NYC już przygotowuje się na odparcie drugiej fali Covid-19. 100 mln. na izolatki

2020-07-17 21:22

Urzędnicy z Nowego Jorku już przygotowują awaryjne kontrakty, które pomogą zwalczyć kolejną falę koronawirusa.

Miejskie Biuro Zarządzania Kryzysowego (NYCEM) opublikowało propozycję umowy dla operatorów hoteli, która w przypadku wybuchu morderczej pandemii pozwoli uruchomić Program hoteli w COVID-19.
Według NYCEM miasto wydało już 92 mln dolarów na zapewnienie pracownikom służby zdrowia i szczególnie zagrożonym mieszkańcom - szczególnie bezdomnym - bezpiecznego miejsca do izolacji, aby pomóc ograniczyć rozprzestrzenianie się choroby. 
Według agencji zarządzania kryzysowego miasto może wydać nawet 100 milionów dolarów na zakwaterowanie w hotelach, aby zmierzyć się z drugą falą COVID-19.
Wykonawca byłby odpowiedzialny za zarządzanie zakwaterowaniem nowojorczyków stanowiących grupy ryzyka, aby wypełnić do 20 000 pokoi hotelowych i zapewnić całodobową obsługę klientów przez telefon i e-mail.
Zachowujemy czujność i nie możemy popadać w samozadowolenie. Dlatego pracujemy intensywnie, aby upewnić się, że nadal mamy dostępne zasoby, aby zapewnić bezpieczne miejsca dla każdego nowojorczyka, który może potrzebować bezpiecznie oddzielić się od bliskich podczas potencjalnej drugiej fali - powiedział Omar Bourne z NYCEM.
Do tej pory miasto wysłało tysiące osób bezdomnych, pracowników służby zdrowia i odzyskujących zdrowie pacjentów z Covid-19 do 140 z 700 hoteli w mieście, które były w dużej mierze puste z powodu pandemii.
Departament Zdrowia miasta poinformował w środę, że od początku pandemii zanotowano 23 336 potwierdzonych lub prawdopodobnych zgonów związanych z Covid-19.
Najgorsze się skończyło. Obecny wskaźnik infekcji w mieście - mieszkańców, którzy w poniedziałek dali wynik pozytywny na obecność wirusa - wynosił 1,3 procent.
Ale zarówno burmistrz Bill de Blasio (59 l.), jak i gubernator Andrew Cuomo (63 l.) obserwują bacznie eksplozję przypadków Covid-19 w wielu stanach południowych, zachodnich i środkowych i martwią się, że goście z tych ognisk zakażeń przybędą do Nowego Jorku i ponownie zapalą drugą falę choroby.
Cuomo wydał nawet zalecenia dotyczące kwarantanny przybywających z zagrożonych stanów.
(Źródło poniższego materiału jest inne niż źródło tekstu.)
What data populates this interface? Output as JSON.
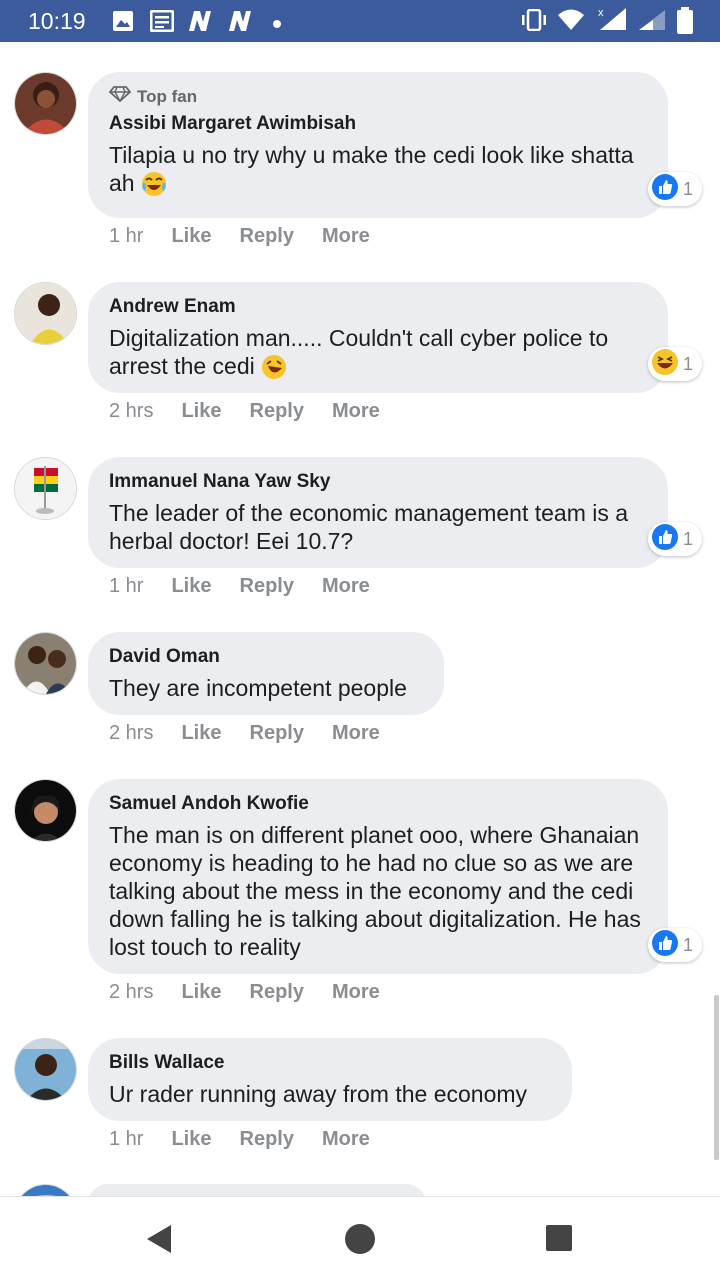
{
  "status_bar": {
    "time": "10:19",
    "icons": [
      "image-icon",
      "news-icon",
      "n-app-icon",
      "n-app-icon",
      "dot-icon",
      "vibrate-icon",
      "wifi-icon",
      "signal-icon",
      "signal-icon",
      "battery-icon"
    ]
  },
  "comments": [
    {
      "badge": "Top fan",
      "author": "Assibi Margaret Awimbisah",
      "text": "Tilapia u no try why u make the cedi look like shatta ah",
      "emoji": "joy-emoji",
      "time": "1 hr",
      "reaction": {
        "type": "like",
        "count": "1"
      }
    },
    {
      "author": "Andrew Enam",
      "text": "Digitalization man..... Couldn't call cyber police to arrest the cedi",
      "emoji": "rofl-emoji",
      "time": "2 hrs",
      "reaction": {
        "type": "haha",
        "count": "1"
      }
    },
    {
      "author": "Immanuel Nana Yaw Sky",
      "text": "The leader of the economic management team is a herbal doctor! Eei 10.7?",
      "time": "1 hr",
      "reaction": {
        "type": "like",
        "count": "1"
      }
    },
    {
      "author": "David Oman",
      "text": "They are incompetent people",
      "time": "2 hrs"
    },
    {
      "author": "Samuel Andoh Kwofie",
      "text": "The man is on different planet ooo, where Ghanaian economy is heading to he had no clue so as we are talking about the mess in the economy and the cedi down falling he is talking about digitalization. He has lost touch to reality",
      "time": "2 hrs",
      "reaction": {
        "type": "like",
        "count": "1"
      }
    },
    {
      "author": "Bills Wallace",
      "text": "Ur rader running away from the economy",
      "time": "1 hr"
    }
  ],
  "action_labels": {
    "like": "Like",
    "reply": "Reply",
    "more": "More"
  },
  "colors": {
    "status_bar": "#3b5b9c",
    "bubble": "#ebedf0",
    "like_blue": "#1877f2",
    "muted": "#8a8d91"
  },
  "nav_bar": {
    "icons": [
      "back-icon",
      "home-icon",
      "recents-icon"
    ]
  }
}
Ale przyznał też, że trudno jest wyśledzić gości spoza stanu, którzy przyjeżdżają do Nowego Jorku.
W obawie przed nawrotem, zaniechano pełnego otwierania barów i restauracji. Teraz burmistrz i gubernator rozmawiają o opóźnieniu wejścia miasta do fazy czwartej i otwarcia obiektów kulturalnych, takich jak muzea i zoo.
W raportach odnotowano również wzrost liczby zakażeń COVID-19 wśród młodych, gromadzących się w barach i restauracjach oferujących posiłki na świeżym powietrzu bez masek lub praktykujących dystans społeczny.
- Nowojorczycy obniżyli krzywą zachorowań, dokonując dużych zmian, i widzimy, że ta praca odbija się na liczbach każdego dnia - powiedział Cuomo.